3. In the experience of Christ. As to our future troubles for next year, and the remnant of our days, Jesus Christ has borne them all before. He has conquered every foe.

Now I hear one say, “The future seldom troubles me; it is the past—what I have done and what I have not done; how I have sinned, and how I have not served my Master as I ought, &c. Oh! it is the rereward that is most unsafe. I dread most the sins of the past.” “The God of Israel shall be your rereward.” Notice the different titles. The first is “The Lord,” or properly, JEHOVAH—JEHOVAH will go before you. That is the I AM, full of omniscience and omnipotence. The second title is “the God of Israel,” that is to say, the God of the Covenant. We want the God of the Covenant behind, because it is not in the capacity of the I AM, the Omnipotent, that we require Him to pardon sin, to accept our person, to blot out the past, and to remove iniquity by the blood of Christ. Now let me always think that I have God behind me as well as before me, let not the memories of the past, though they cause me grief, cause me despair.

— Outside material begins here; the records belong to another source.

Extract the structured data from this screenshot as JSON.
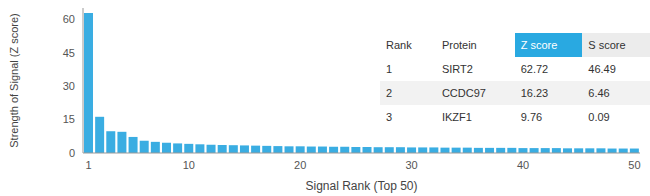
{
  "chart_data": {
    "type": "bar",
    "x_label": "Signal Rank (Top 50)",
    "y_label": "Strength of Signal (Z score)",
    "x": [
      1,
      2,
      3,
      4,
      5,
      6,
      7,
      8,
      9,
      10,
      11,
      12,
      13,
      14,
      15,
      16,
      17,
      18,
      19,
      20,
      21,
      22,
      23,
      24,
      25,
      26,
      27,
      28,
      29,
      30,
      31,
      32,
      33,
      34,
      35,
      36,
      37,
      38,
      39,
      40,
      41,
      42,
      43,
      44,
      45,
      46,
      47,
      48,
      49,
      50
    ],
    "values": [
      62.72,
      16.23,
      9.76,
      9.5,
      7.2,
      5.5,
      5.0,
      4.6,
      4.3,
      4.1,
      3.9,
      3.7,
      3.6,
      3.5,
      3.4,
      3.3,
      3.2,
      3.1,
      3.0,
      3.0,
      2.9,
      2.9,
      2.8,
      2.8,
      2.7,
      2.7,
      2.6,
      2.6,
      2.6,
      2.5,
      2.5,
      2.5,
      2.4,
      2.4,
      2.4,
      2.3,
      2.3,
      2.3,
      2.3,
      2.2,
      2.2,
      2.2,
      2.2,
      2.1,
      2.1,
      2.1,
      2.1,
      2.0,
      2.0,
      2.0
    ],
    "color": "#3aade2",
    "xlim": [
      0.5,
      50.5
    ],
    "xticks": [
      1,
      10,
      20,
      30,
      40,
      50
    ],
    "ylim": [
      0,
      65
    ],
    "yticks": [
      0,
      15,
      30,
      45,
      60
    ],
    "grid": false
  },
  "table": {
    "columns": [
      "Rank",
      "Protein",
      "Z score",
      "S score"
    ],
    "rows": [
      [
        1,
        "SIRT2",
        62.72,
        46.49
      ],
      [
        2,
        "CCDC97",
        16.23,
        6.46
      ],
      [
        3,
        "IKZF1",
        9.76,
        0.09
      ]
    ]
  }
}
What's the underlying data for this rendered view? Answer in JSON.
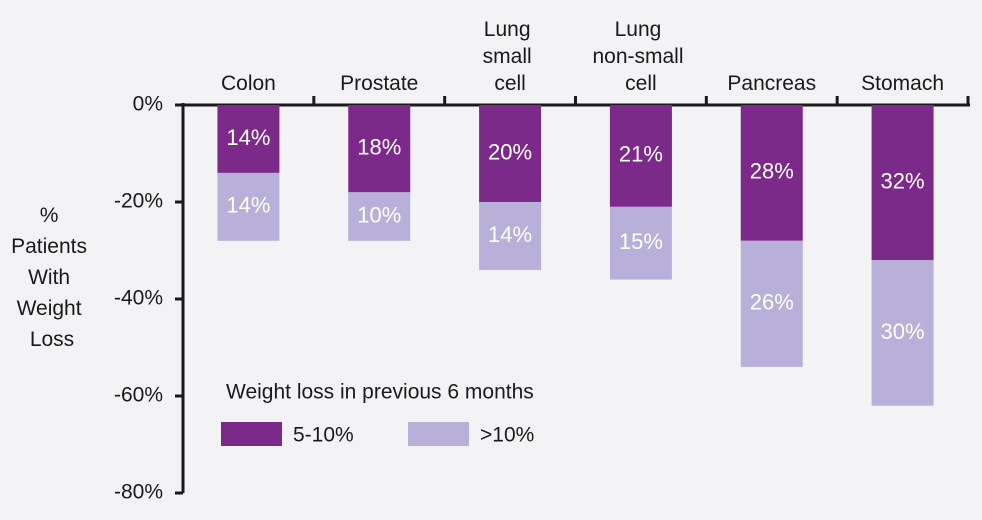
{
  "chart_data": {
    "type": "stacked_bar",
    "y_label": "%\nPatients\nWith\nWeight\nLoss",
    "categories": [
      "Colon",
      "Prostate",
      "Lung\nsmall\ncell",
      "Lung\nnon-small\ncell",
      "Pancreas",
      "Stomach"
    ],
    "series": [
      {
        "name": "5-10%",
        "color": "#7b2a8a",
        "values": [
          -14,
          -18,
          -20,
          -21,
          -28,
          -32
        ],
        "value_labels": [
          "14%",
          "18%",
          "20%",
          "21%",
          "28%",
          "32%"
        ]
      },
      {
        "name": ">10%",
        "color": "#b8b0d8",
        "values": [
          -14,
          -10,
          -14,
          -15,
          -26,
          -30
        ],
        "value_labels": [
          "14%",
          "10%",
          "14%",
          "15%",
          "26%",
          "30%"
        ]
      }
    ],
    "legend_title": "Weight loss in previous 6 months",
    "legend": "bottom-left",
    "ylim": [
      -80,
      0
    ],
    "yticks": [
      {
        "value": 0,
        "label": "0%"
      },
      {
        "value": -20,
        "label": "-20%"
      },
      {
        "value": -40,
        "label": "-40%"
      },
      {
        "value": -60,
        "label": "-60%"
      },
      {
        "value": -80,
        "label": "-80%"
      }
    ]
  }
}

CONCLUSION.—Are there any here to-day whose hearts God hath touched, who desire to join this great army? The past shall all be blotted out; God shall be thy rereward. And as for the future, thou chief of sinners, if now thou enlistest into the army of Christ by faith, thou shalt find the future shall be strewn with the gold of God’s grace, and the silver of His temporal mercies; thou shalt have enough and to spare from this day forth even to the end, and at the last thou shalt be gathered in by the great arms of God, that constitute the rear-guard of His heavenly army.—C. H. Spurgeon: The Metropolitan Tabernacle Pulpit, No. 230.

Isaiah 52:12

12 For ye shall not go out with haste, nor go by flight: for the LORD will go before you; and the God of Israel will be your rereward.